Le fait que vous vous soyez présenté à la mairie en 2019 a-t-il apporté quelque chose ?
Lorsque je me suis présenté à la mairie, les gens étaient étonnés de voir mon âge. 34 ans, face à de vieux briscards comme Rolland Ratsiraka, un ancien député puis encore le candidat du régime. J’étais un petit jeune qui sortait de nulle part. On m’a demandé si j’avais peur … Lorsque les jeunes ont vu cela, beaucoup ont suivi la voie et ont commencé à émerger, mais plus dans l’entrepreneuriat.
Pouvez-vous illustrer vos propos ?
Durant le confinement, il y a beaucoup d’entreprises qui ont vu le jour. Je propose un service baptisé « Coup de pouce », qui propose une vidéo de promotion gratuite aux PME formelles ou informelles pour qu’elles puissent se faire connaître et être, à leur tour, un modèle. Comme quoi c’est possible d’entreprendre. Pas besoin d’être un karana, un sinoa (Chinois), un vazaha ou un gosse de riche. Avant, c’était difficile de dire aux jeunes de se lancer dans l’entrepreneuriat. La première question c’est, où est l’argent ? Maintenant, quelle est l’idée ? Aidez-nous. Je pense que si ça continue, Toamasina pourra devenir la capitale de l’entrepreneuriat des jeunes. Avant la jeunesse de Toamasina était timide. C’est pour cela qu’on a besoin des jeunes qu’on voit. Il faut montrer les réalisations. Si on ne se dévoile pas, on ne devient pas un modèle. Nous avons aujourd’hui plusieurs initiatives comme Ateriko, Zatia Kaly ou des jeunes comme Kevin Deris.Â
Et dans la société, quelle est la place des jeunes ?
C’est encore le raiamandrenisme (paternalisme) qui prévaut. Il y a eu, par exemple, des jeunes qui ont nettoyé la plage. Un groupe de lycéens qui s’appelait « Saritaka » (Bordel). Les aînés ont mal vu le nom. Le conflit de génération est bien réel. Il y a aussi une difficulté chez les aînés à partager. Il y a une pensée qui veut que la connaissance des aînés soit infuse, une connaissance qui ne peut être apprise, mais qu’on acquiert en copiant. Mais nous n’en sommes plus là , le savoir doit être transmis. Lorsque je me suis présenté à la mairie, on m’avait dit qu’il fallait demander une bénédiction auprès des notables. Je ne voulais pas mais c’est ancré. C’est même devenu une croyance.
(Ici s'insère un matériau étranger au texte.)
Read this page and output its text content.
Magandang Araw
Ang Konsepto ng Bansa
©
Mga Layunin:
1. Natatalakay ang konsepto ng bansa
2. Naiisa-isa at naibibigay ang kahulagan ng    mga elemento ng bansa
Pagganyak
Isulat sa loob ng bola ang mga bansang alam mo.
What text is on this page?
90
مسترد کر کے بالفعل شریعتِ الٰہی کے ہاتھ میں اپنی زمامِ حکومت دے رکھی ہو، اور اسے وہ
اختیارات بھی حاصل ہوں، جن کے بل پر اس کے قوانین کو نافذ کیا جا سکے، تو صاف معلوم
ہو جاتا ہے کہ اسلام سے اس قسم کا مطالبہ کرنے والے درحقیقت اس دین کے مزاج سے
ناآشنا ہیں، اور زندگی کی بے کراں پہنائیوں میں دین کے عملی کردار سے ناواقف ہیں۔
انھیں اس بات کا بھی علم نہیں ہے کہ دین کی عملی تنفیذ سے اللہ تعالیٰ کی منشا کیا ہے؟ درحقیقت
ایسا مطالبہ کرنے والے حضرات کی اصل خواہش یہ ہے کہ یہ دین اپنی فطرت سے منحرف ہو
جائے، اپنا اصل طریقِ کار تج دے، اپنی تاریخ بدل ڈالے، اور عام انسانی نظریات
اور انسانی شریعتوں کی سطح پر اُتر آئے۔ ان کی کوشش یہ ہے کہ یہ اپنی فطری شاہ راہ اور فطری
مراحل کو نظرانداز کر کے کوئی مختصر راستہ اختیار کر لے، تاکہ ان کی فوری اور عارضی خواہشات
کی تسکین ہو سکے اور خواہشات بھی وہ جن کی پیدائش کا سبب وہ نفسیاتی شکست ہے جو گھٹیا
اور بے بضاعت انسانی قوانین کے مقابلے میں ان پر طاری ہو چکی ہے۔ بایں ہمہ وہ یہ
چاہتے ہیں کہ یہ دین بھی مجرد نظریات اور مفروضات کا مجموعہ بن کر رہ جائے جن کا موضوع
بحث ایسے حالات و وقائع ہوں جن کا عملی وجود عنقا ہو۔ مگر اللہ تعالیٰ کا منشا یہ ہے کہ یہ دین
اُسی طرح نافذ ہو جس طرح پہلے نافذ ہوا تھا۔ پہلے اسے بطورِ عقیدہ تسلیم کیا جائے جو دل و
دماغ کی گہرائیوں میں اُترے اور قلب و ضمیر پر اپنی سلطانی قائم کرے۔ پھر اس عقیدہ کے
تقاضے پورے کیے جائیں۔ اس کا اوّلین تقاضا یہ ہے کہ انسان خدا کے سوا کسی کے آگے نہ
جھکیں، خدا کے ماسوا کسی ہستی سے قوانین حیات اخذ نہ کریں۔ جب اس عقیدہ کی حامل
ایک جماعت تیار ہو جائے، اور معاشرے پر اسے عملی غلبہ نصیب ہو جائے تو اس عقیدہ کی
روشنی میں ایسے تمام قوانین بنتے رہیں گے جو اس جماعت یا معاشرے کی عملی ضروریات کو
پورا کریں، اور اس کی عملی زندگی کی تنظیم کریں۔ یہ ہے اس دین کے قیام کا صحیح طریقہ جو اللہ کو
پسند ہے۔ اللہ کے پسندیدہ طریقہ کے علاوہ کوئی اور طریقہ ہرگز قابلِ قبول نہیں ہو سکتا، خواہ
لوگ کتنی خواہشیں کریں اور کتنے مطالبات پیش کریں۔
Ino maresaka Tamatave, de groupe à association. Pouvez-vous nous en dire plus ?
Ino maresaka Tamatave est un groupe Facebook créé en 2013-2014. L’idée était de faire du journalisme citoyen. Les publications devaient être accompagnées de preuves en photos ou en vidéos. Nous en sommes actuellement à 208.000 abonnés partout dans le monde. Depuis, des groupes similaires sont apparus dans d’autres villes. Nous avons créé l’association en août 2014 pour pouvoir organiser des évènements.